Let say if a company hires you as a data science researcher, with your current knowledge and same limitations as tech giants how far you can take the llm if designed and trained from scratch ?
Multi precisoon scale gradient descent will solve grokking thank you very much
well, first thing that comes to mind is to use something slower growing, than exponents in the normalization layer
I've often wondered if using floating point numbers with an extremely large number of bits (like thousands) if any novel learning would happen in the lowest significant digits. I'm surprised this is only now being talked about. Most comp sci people are very familiar with floating point. Many monetary systems have numerical scaling issues that most engineers assume don't exist because all the small numbers are probably just a wash. I once wrote a paper showing how that is not always the case and people are leaving money on the table.
I don't understand why scaling the logits wouldn't be a helpful learning objective if the logit for the correct class already has the largest logit value.
The whole network before it would be incentivised to increase whatever contributed to the positive logits to make them more positive and to make the contributions to the negative logits stronger to make them more negative - scaling the output of the LM-head is not limited to the adjustment of its own weights.
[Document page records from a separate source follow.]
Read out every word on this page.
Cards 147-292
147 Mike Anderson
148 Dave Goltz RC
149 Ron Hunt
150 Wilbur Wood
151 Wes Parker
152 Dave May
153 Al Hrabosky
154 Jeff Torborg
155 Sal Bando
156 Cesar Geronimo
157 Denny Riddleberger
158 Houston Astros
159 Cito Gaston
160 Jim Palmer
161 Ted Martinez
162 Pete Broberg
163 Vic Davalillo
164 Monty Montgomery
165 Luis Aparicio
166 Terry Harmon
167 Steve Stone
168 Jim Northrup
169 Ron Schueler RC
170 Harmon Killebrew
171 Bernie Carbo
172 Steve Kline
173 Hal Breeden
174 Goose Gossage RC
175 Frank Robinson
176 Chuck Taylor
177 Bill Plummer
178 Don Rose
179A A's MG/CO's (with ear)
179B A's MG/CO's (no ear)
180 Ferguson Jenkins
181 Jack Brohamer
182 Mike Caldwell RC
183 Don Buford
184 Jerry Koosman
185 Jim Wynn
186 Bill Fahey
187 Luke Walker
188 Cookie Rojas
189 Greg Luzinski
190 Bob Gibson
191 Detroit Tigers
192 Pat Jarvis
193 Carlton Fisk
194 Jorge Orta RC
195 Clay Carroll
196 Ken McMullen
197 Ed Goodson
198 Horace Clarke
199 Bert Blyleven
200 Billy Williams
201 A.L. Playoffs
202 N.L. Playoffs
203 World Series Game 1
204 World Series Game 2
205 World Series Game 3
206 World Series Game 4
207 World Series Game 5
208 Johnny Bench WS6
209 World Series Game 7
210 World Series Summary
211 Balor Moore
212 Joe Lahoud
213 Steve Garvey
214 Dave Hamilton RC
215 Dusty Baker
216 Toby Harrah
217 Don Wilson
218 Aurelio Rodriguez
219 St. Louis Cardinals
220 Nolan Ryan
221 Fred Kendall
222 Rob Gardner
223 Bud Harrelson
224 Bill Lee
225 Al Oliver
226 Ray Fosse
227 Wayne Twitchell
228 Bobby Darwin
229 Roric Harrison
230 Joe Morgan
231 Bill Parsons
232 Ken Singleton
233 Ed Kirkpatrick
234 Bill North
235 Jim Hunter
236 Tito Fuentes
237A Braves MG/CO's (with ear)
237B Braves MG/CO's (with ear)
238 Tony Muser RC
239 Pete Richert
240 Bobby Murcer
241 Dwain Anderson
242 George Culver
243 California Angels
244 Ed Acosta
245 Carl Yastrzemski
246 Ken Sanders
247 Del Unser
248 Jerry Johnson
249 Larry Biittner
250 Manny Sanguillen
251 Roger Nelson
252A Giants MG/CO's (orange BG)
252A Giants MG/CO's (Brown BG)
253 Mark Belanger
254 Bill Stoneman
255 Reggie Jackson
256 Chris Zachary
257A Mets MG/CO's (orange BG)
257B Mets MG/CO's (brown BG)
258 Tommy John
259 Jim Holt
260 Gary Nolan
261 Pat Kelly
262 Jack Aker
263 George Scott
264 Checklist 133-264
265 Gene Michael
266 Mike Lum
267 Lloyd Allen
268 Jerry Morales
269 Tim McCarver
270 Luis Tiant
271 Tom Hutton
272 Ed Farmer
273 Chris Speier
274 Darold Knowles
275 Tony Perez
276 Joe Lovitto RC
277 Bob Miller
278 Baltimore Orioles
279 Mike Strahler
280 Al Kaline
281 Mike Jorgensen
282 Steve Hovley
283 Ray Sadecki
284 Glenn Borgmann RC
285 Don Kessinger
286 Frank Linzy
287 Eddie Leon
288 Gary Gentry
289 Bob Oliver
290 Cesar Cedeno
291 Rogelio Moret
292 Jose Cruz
22:30 : hm, is it even grokking at that point? This sounds like maybe grokking is just, “the NN after being stuck in a rut, eventually gets lucky and stops being stuck”?
Ah. Cliffhanger.
Love it
This could be as big a jump as transformers, or overcoming the gradient explosion in DNNs
So, the LLM finally "got it"?
"it clicked" for the LLM?
Why they using such dorky word? What about calling that "acceleration" or self-tuning?
nice thanks :)
this video must be important but I don't understand a word of it.
Musk does grokkking
You are repeating yourself a lot in this video. The topic is very nice, but why say the same thing over and over and over again?
Kroggink
This makes me think of nGPT from Nvidia a bunch
Grokking is when a hipster in Silicon Valley attempts to summarize a new subject by fluttering their eyelids like an android in download mode - only to emit imbecilic irony.